Concussions can reduce blood flow to young athletes' brains for a month or more, although their brains also appear more resilient in many ways than those of similarly injured adults, researchers report.

A single sports-related concussion in a young person generally produces minor trauma, which the researchers described as more of a disruption to brain function than the structural and metabolic damage similar concussions inflict on adult brains.

The findings come from a study assessing the effects of concussions on nine boys and three girls, ages 11 to 15, who'd been injured during football, soccer or wrestling. The study group comprised three girls injured while playing soccer, one boy injured while wrestling and seven boys injured on the football field. Two football players were knocked unconscious during the incidents; three of the football players had suffered previous concussions more than a year earlier.

When the researchers, led by Dr. Todd Maugans, a pediatric neurosurgeon at Cincinnati Children's Hospital Medical Center, compared injured athletes' brains to brains of healthy youngsters of the same age and sex, MRIs found less blood flowing through the injured athletes' brains in the immediate aftermath of their head injuries. The brain-injured athletes also had slower reaction times.

However, by the two-week mark, blood flow for 27 percent of the injured athletes returned nearly to the levels of healthy subjects and most of their symptoms had resolved. Follow-up at a month or more found 64 percent of the injured athletes had normal blood flow again, and everyone's reaction times were normal, according to results published online today in the journal Pediatrics.

With 36 percent of the group experiencing persistent blood flow reductions a month or more after their injuries, the findings "suggest that the brain may not be fully recovered from a physiological injury for more than a month," Maugans told "Ours is the first study to suggest that, by examining the pathophysiology (biological nature of the injury) rather than just the clinical manifestations such as symptoms and neuropsychological alterations."

The authors theorized that diminished blood flow produces some of the symptoms associated with concussions, most of which resolve with time. They were unable to say what long-term effects might result from lessened blood flow. Maugans said that in addition to further studying altered blood flow in the brains of kids who have suffered concussions in organized sports, "it needs to be studied in adults (college and pro athletes) who have not been studied at all."

The 13-year-old wrestler suffered a severe concussion, which left him with a few minutes of weakness in his arms and legs, followed by confusion, severe headache and vomiting. Emergency MRI studies of his brain, spinal cord and blood vessels in his neck were normal, but two weeks after his injury, blood flow remained about 35 percent of normal, and he left the study for medical treatment, the authors wrote.

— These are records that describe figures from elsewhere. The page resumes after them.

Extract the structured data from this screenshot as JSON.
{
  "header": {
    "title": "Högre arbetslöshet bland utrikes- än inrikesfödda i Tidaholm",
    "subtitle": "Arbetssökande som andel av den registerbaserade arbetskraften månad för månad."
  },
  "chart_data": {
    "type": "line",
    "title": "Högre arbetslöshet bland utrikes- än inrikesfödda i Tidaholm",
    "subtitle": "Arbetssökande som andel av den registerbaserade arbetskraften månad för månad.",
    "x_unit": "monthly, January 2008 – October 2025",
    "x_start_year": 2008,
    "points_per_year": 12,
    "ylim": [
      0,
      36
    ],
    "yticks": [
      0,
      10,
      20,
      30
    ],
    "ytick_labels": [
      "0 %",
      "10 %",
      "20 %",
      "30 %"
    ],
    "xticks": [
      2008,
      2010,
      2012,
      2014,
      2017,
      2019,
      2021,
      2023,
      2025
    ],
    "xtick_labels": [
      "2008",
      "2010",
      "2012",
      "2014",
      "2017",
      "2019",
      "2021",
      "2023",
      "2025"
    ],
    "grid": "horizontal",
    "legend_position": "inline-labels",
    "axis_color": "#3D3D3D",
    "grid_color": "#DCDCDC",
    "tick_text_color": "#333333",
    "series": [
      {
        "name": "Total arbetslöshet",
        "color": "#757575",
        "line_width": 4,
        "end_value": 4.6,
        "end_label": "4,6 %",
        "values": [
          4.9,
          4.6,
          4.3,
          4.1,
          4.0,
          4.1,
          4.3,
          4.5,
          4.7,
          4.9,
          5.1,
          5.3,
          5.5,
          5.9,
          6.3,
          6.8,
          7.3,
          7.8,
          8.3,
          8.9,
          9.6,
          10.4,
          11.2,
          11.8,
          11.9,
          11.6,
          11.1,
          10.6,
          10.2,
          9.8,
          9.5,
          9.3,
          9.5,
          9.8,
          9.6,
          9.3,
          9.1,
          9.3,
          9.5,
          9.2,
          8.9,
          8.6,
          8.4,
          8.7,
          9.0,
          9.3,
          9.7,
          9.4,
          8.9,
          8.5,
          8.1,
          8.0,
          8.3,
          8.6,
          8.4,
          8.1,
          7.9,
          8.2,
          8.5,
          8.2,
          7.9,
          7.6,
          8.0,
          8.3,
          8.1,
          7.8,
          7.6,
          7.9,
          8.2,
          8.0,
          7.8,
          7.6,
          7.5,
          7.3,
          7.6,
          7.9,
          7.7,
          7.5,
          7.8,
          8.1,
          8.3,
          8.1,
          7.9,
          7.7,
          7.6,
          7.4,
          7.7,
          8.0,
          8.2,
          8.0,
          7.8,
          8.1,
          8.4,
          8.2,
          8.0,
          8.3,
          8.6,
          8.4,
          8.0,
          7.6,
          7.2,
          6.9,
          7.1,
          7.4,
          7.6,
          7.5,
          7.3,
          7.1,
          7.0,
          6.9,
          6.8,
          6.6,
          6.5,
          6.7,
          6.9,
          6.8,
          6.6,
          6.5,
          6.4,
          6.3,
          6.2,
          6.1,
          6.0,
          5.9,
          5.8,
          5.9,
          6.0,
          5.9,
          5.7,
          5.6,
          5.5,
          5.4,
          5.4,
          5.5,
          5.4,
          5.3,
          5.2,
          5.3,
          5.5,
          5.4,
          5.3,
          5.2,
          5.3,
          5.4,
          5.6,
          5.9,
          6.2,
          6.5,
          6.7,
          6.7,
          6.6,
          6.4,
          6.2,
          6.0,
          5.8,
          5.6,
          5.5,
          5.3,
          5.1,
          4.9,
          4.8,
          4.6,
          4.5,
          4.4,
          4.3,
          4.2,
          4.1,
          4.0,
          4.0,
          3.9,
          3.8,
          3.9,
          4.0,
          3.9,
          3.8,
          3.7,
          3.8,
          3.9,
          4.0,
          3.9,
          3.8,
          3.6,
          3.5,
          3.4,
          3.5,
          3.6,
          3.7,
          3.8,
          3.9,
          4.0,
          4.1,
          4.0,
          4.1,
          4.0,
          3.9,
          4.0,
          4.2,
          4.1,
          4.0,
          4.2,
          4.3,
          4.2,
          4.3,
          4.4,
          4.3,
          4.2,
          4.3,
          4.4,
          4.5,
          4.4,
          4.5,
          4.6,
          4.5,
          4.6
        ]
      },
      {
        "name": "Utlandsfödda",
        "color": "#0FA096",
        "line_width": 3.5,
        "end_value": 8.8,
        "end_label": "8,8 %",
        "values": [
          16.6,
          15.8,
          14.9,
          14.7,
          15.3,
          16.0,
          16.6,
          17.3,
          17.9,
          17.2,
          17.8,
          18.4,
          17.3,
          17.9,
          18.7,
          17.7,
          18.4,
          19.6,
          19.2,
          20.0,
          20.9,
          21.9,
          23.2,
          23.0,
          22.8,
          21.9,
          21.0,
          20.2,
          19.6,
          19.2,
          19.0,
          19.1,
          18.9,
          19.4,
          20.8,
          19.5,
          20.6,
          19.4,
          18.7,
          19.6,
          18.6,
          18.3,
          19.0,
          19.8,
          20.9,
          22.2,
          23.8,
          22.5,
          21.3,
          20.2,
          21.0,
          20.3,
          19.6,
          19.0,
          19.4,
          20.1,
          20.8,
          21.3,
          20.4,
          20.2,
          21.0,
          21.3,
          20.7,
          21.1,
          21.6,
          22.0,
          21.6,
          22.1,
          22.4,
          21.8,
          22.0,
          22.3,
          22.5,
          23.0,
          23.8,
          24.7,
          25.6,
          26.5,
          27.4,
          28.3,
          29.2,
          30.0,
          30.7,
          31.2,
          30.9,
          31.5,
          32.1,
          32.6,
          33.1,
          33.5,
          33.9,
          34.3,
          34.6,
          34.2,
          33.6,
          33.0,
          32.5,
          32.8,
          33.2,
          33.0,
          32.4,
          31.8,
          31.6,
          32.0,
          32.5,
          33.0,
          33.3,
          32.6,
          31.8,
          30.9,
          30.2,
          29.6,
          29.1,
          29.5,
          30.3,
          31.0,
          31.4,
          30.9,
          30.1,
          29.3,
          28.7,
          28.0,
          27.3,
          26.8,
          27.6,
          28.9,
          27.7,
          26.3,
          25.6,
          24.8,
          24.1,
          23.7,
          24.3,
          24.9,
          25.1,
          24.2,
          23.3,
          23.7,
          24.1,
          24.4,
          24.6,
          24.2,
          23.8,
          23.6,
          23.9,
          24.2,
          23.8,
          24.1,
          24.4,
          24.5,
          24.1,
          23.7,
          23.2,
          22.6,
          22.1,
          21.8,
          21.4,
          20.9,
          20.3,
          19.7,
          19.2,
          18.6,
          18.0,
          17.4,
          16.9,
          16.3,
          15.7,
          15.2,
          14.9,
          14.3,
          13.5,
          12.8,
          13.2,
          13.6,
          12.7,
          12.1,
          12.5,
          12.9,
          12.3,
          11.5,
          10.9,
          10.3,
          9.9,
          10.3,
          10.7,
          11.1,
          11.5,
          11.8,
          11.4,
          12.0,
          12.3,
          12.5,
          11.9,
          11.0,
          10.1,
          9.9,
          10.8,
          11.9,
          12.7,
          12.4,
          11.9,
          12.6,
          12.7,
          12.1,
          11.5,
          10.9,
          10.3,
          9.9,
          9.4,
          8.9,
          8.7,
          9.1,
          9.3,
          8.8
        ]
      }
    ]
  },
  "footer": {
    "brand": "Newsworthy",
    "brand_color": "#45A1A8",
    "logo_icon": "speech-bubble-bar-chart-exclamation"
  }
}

Attention has increased in recent years to the long-term cognitive effects of brain injuries, particularly blows to the head during sports. With that has come increased use of Immediate Post-Concussion Assessment and Cognitive Testing (ImPACT), which was among the tools used by Maugans and his fellow researchers to assess the effects of concussions on young athletes. A computerized, 20-minute quiz, ImPACT evaluates health history, symptoms, sleep and medications, along with word recall and reaction time. An athlete takes the test to establish a baseline level of brain function and can repeat it after a concussion to detect impairments in cognition and other brain functions.